Il est rarissime que le comité de bassin reprenne la main sur la gestion locale de l’eau, mais Vittel constitue le seul point de déficit du bassin Rhin-Meuse. Or, la ressource est suffisante si les acteurs parviennent à une gestion vertueuse.
Marc Hoeltzel, directeur de l'agence de l'eau Rhin-Meuse
Aucun chiffre ne filtre encore, mais la solution pourrait passer par une modernisation des réseaux publics, qui laissent aujourd’hui perdre 25 % de la ressource, par des investissements industriels à la fromagerie l’Ermitage, qui devra limiter ses eaux de process, et par une diminution drastique des prélèvements de Nestlé Waters, voire même, par une rétrocession de certains captages du minéralier aux collectivités.
Nous soutiendrons tout projet contribuant à une gestion pérenne des ressources en eau dans les Vosges.

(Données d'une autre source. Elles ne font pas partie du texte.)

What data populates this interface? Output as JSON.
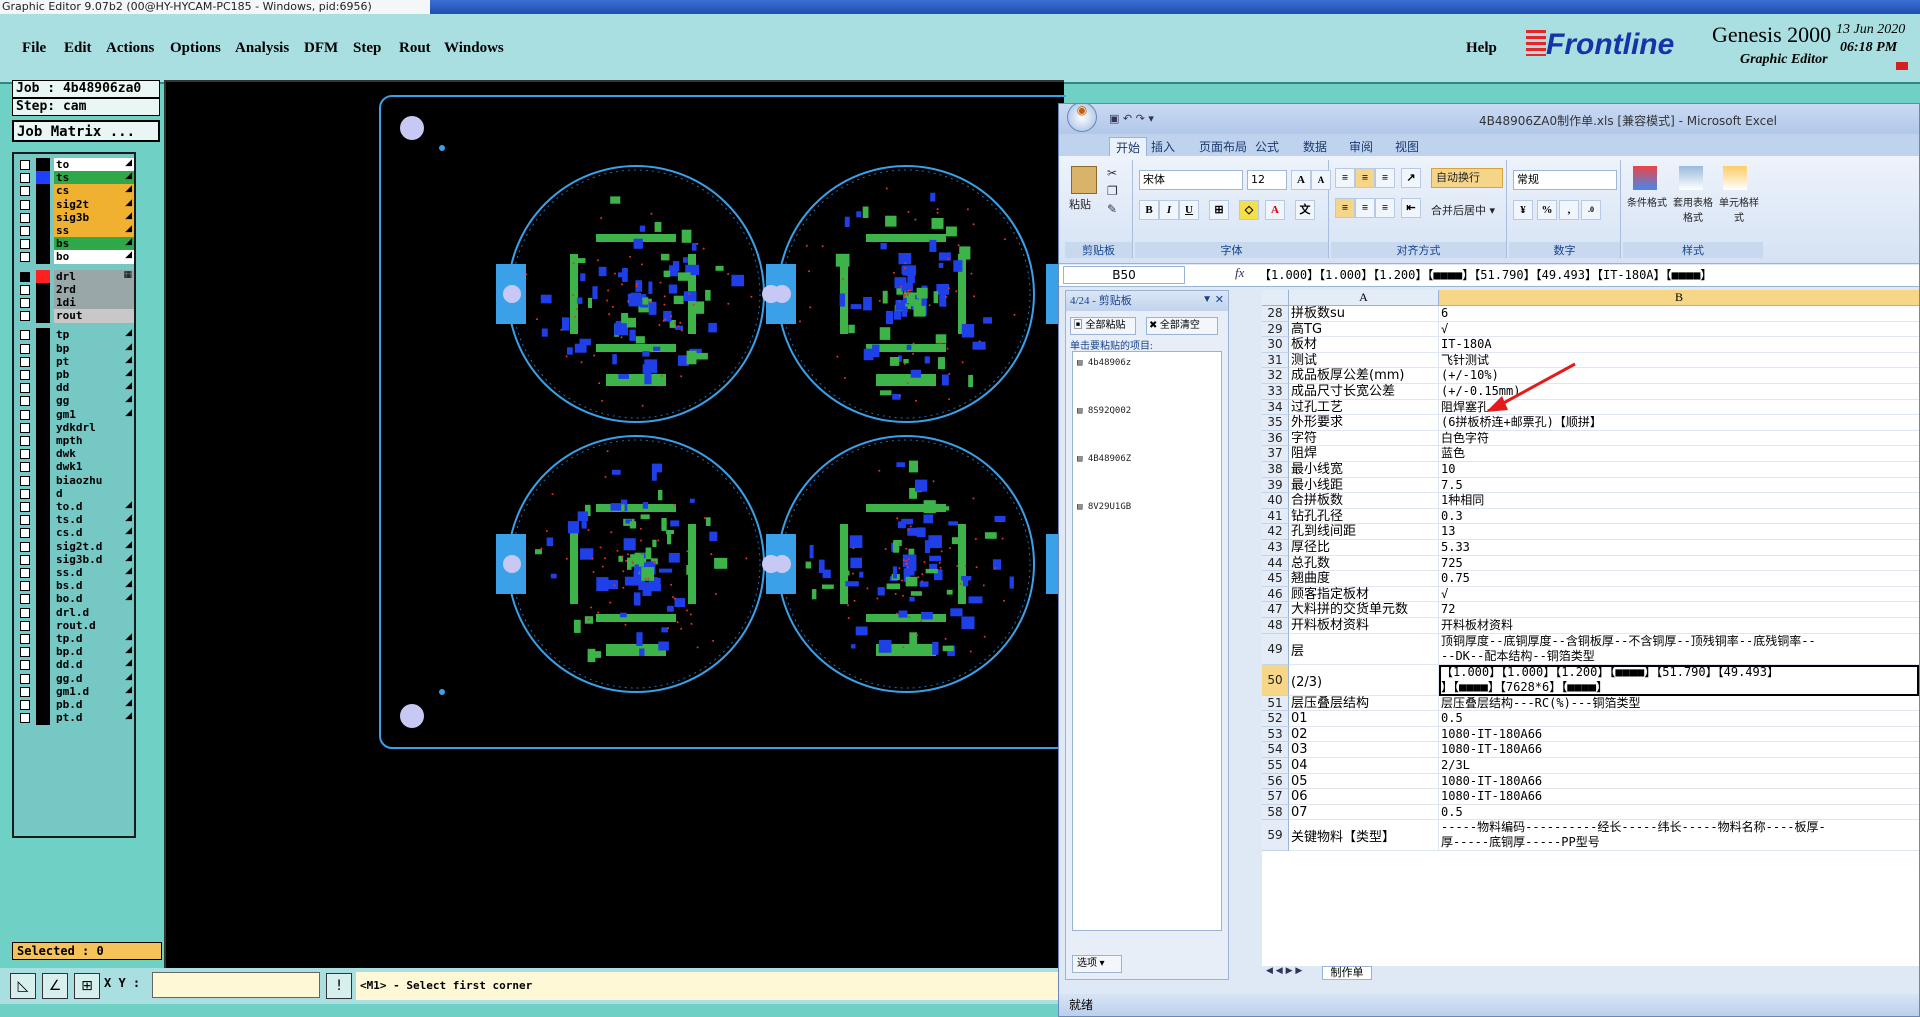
{
  "window_title": "Graphic Editor 9.07b2 (00@HY-HYCAM-PC185 - Windows, pid:6956)",
  "menu": {
    "file": "File",
    "edit": "Edit",
    "actions": "Actions",
    "options": "Options",
    "analysis": "Analysis",
    "dfm": "DFM",
    "step": "Step",
    "rout": "Rout",
    "windows": "Windows",
    "help": "Help"
  },
  "brand": {
    "logo": "Frontline",
    "product": "Genesis 2000",
    "subtitle": "Graphic Editor",
    "date": "13 Jun 2020",
    "time": "06:18 PM"
  },
  "job": {
    "job_label": "Job : 4b48906za0",
    "step_label": "Step: cam",
    "matrix_label": "Job Matrix ..."
  },
  "layers": [
    {
      "name": "to",
      "color": "#ffffff",
      "arrow": "◢"
    },
    {
      "name": "ts",
      "color": "#2fa84a",
      "arrow": "◢",
      "swatch": "#2040ff"
    },
    {
      "name": "cs",
      "color": "#f0b030",
      "arrow": "◢"
    },
    {
      "name": "sig2t",
      "color": "#f0b030",
      "arrow": "◢"
    },
    {
      "name": "sig3b",
      "color": "#f0b030",
      "arrow": "◢"
    },
    {
      "name": "ss",
      "color": "#f0b030",
      "arrow": "◢"
    },
    {
      "name": "bs",
      "color": "#2fa84a",
      "arrow": "◢"
    },
    {
      "name": "bo",
      "color": "#ffffff",
      "arrow": "◢"
    },
    {
      "name": "drl",
      "color": "#9aa7a8",
      "arrow": "▦",
      "swatch": "#ff2020",
      "sel": true
    },
    {
      "name": "2rd",
      "color": "#9aa7a8",
      "arrow": ""
    },
    {
      "name": "1di",
      "color": "#9aa7a8",
      "arrow": ""
    },
    {
      "name": "rout",
      "color": "#c8c8c8",
      "arrow": ""
    },
    {
      "name": "tp",
      "color": "#76c8c4",
      "arrow": "◢"
    },
    {
      "name": "bp",
      "color": "#76c8c4",
      "arrow": "◢"
    },
    {
      "name": "pt",
      "color": "#76c8c4",
      "arrow": "◢"
    },
    {
      "name": "pb",
      "color": "#76c8c4",
      "arrow": "◢"
    },
    {
      "name": "dd",
      "color": "#76c8c4",
      "arrow": "◢"
    },
    {
      "name": "gg",
      "color": "#76c8c4",
      "arrow": "◢"
    },
    {
      "name": "gm1",
      "color": "#76c8c4",
      "arrow": "◢"
    },
    {
      "name": "ydkdrl",
      "color": "#76c8c4",
      "arrow": ""
    },
    {
      "name": "mpth",
      "color": "#76c8c4",
      "arrow": ""
    },
    {
      "name": "dwk",
      "color": "#76c8c4",
      "arrow": ""
    },
    {
      "name": "dwk1",
      "color": "#76c8c4",
      "arrow": ""
    },
    {
      "name": "biaozhu",
      "color": "#76c8c4",
      "arrow": ""
    },
    {
      "name": "d",
      "color": "#76c8c4",
      "arrow": ""
    },
    {
      "name": "to.d",
      "color": "#76c8c4",
      "arrow": "◢"
    },
    {
      "name": "ts.d",
      "color": "#76c8c4",
      "arrow": "◢"
    },
    {
      "name": "cs.d",
      "color": "#76c8c4",
      "arrow": "◢"
    },
    {
      "name": "sig2t.d",
      "color": "#76c8c4",
      "arrow": "◢"
    },
    {
      "name": "sig3b.d",
      "color": "#76c8c4",
      "arrow": "◢"
    },
    {
      "name": "ss.d",
      "color": "#76c8c4",
      "arrow": "◢"
    },
    {
      "name": "bs.d",
      "color": "#76c8c4",
      "arrow": "◢"
    },
    {
      "name": "bo.d",
      "color": "#76c8c4",
      "arrow": "◢"
    },
    {
      "name": "drl.d",
      "color": "#76c8c4",
      "arrow": ""
    },
    {
      "name": "rout.d",
      "color": "#76c8c4",
      "arrow": ""
    },
    {
      "name": "tp.d",
      "color": "#76c8c4",
      "arrow": "◢"
    },
    {
      "name": "bp.d",
      "color": "#76c8c4",
      "arrow": "◢"
    },
    {
      "name": "dd.d",
      "color": "#76c8c4",
      "arrow": "◢"
    },
    {
      "name": "gg.d",
      "color": "#76c8c4",
      "arrow": "◢"
    },
    {
      "name": "gm1.d",
      "color": "#76c8c4",
      "arrow": "◢"
    },
    {
      "name": "pb.d",
      "color": "#76c8c4",
      "arrow": "◢"
    },
    {
      "name": "pt.d",
      "color": "#76c8c4",
      "arrow": "◢"
    }
  ],
  "selected_label": "Selected : 0",
  "bottom": {
    "xy_label": "X Y :",
    "xy_value": "",
    "status": "<M1> - Select first corner"
  },
  "excel": {
    "title": "4B48906ZA0制作单.xls  [兼容模式]  -  Microsoft Excel",
    "tabs": [
      "开始",
      "插入",
      "页面布局",
      "公式",
      "数据",
      "审阅",
      "视图"
    ],
    "groups": {
      "clipboard": "剪贴板",
      "font": "字体",
      "align": "对齐方式",
      "number": "数字",
      "styles": "样式"
    },
    "paste_label": "粘贴",
    "font_name": "宋体",
    "font_size": "12",
    "wrap_label": "自动换行",
    "merge_label": "合并后居中 ▾",
    "number_format": "常规",
    "style_btns": [
      "条件格式",
      "套用表格格式",
      "单元格样式"
    ],
    "name_box": "B50",
    "formula": "【1.000】【1.000】【1.200】【■■■■】【51.790】【49.493】【IT-180A】【■■■■】",
    "clipboard_panel": {
      "header": "4/24 - 剪贴板",
      "paste_all": "全部粘贴",
      "clear_all": "全部清空",
      "hint": "单击要粘贴的项目:",
      "items": [
        "4b48906z",
        "8S92Q002",
        "4B48906Z",
        "8V29U1GB"
      ],
      "options": "选项 ▾"
    },
    "col_a": "A",
    "col_b": "B",
    "rows": [
      {
        "n": "28",
        "a": "拼板数su",
        "b": "6"
      },
      {
        "n": "29",
        "a": "高TG",
        "b": "√"
      },
      {
        "n": "30",
        "a": "板材",
        "b": "IT-180A"
      },
      {
        "n": "31",
        "a": "测试",
        "b": "飞针测试"
      },
      {
        "n": "32",
        "a": "成品板厚公差(mm)",
        "b": "(+/-10%)"
      },
      {
        "n": "33",
        "a": "成品尺寸长宽公差",
        "b": "(+/-0.15mm)"
      },
      {
        "n": "34",
        "a": "过孔工艺",
        "b": "阻焊塞孔"
      },
      {
        "n": "35",
        "a": "外形要求",
        "b": "(6拼板桥连+邮票孔)【顺拼】"
      },
      {
        "n": "36",
        "a": "字符",
        "b": "白色字符"
      },
      {
        "n": "37",
        "a": "阻焊",
        "b": "蓝色"
      },
      {
        "n": "38",
        "a": "最小线宽",
        "b": "10"
      },
      {
        "n": "39",
        "a": "最小线距",
        "b": "7.5"
      },
      {
        "n": "40",
        "a": "合拼板数",
        "b": "1种相同"
      },
      {
        "n": "41",
        "a": "钻孔孔径",
        "b": "0.3"
      },
      {
        "n": "42",
        "a": "孔到线间距",
        "b": "13"
      },
      {
        "n": "43",
        "a": "厚径比",
        "b": "5.33"
      },
      {
        "n": "44",
        "a": "总孔数",
        "b": "725"
      },
      {
        "n": "45",
        "a": "翘曲度",
        "b": "0.75"
      },
      {
        "n": "46",
        "a": "顾客指定板材",
        "b": "√"
      },
      {
        "n": "47",
        "a": "大料拼的交货单元数",
        "b": "72"
      },
      {
        "n": "48",
        "a": "开料板材资料",
        "b": "开料板材资料"
      },
      {
        "n": "49",
        "a": "层",
        "b": "顶铜厚度--底铜厚度--含铜板厚--不含铜厚--顶残铜率--底残铜率--",
        "b2": "--DK--配本结构--铜箔类型",
        "tall": true
      },
      {
        "n": "50",
        "a": "(2/3)",
        "b": "【1.000】【1.000】【1.200】【■■■■】【51.790】【49.493】",
        "b2": "】【■■■■】【7628*6】【■■■■】",
        "tall": true,
        "active": true
      },
      {
        "n": "51",
        "a": "层压叠层结构",
        "b": "层压叠层结构---RC(%)---铜箔类型"
      },
      {
        "n": "52",
        "a": "01",
        "b": "0.5"
      },
      {
        "n": "53",
        "a": "02",
        "b": "1080-IT-180A66"
      },
      {
        "n": "54",
        "a": "03",
        "b": "1080-IT-180A66"
      },
      {
        "n": "55",
        "a": "04",
        "b": "2/3L"
      },
      {
        "n": "56",
        "a": "05",
        "b": "1080-IT-180A66"
      },
      {
        "n": "57",
        "a": "06",
        "b": "1080-IT-180A66"
      },
      {
        "n": "58",
        "a": "07",
        "b": "0.5"
      },
      {
        "n": "59",
        "a": "关键物料【类型】",
        "b": "-----物料编码----------经长-----纬长-----物料名称----板厚-",
        "b2": "厚-----底铜厚-----PP型号",
        "tall": true
      }
    ],
    "sheet_tab": "制作单",
    "status": "就绪"
  }
}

Françoise Bresson, directrice de la RSE et de la communication de Nestlé Waters
Le groupe a réduit ses prélèvements globaux de 13 % en dix ans. Mais pour préserver le GTI, il a augmenté ses prélèvements dans un autre réservoir, d’où il tire les marques Vittel et Contrex, ainsi que la « Bonne source » vendue en Belgique et en Russie. Le groupe pourrait déposer de nouvelles autorisations de captage. Une démarche que les associations environnementales, qui contestent déjà la légalité de captages existants, surveillent comme le lait sur le feu.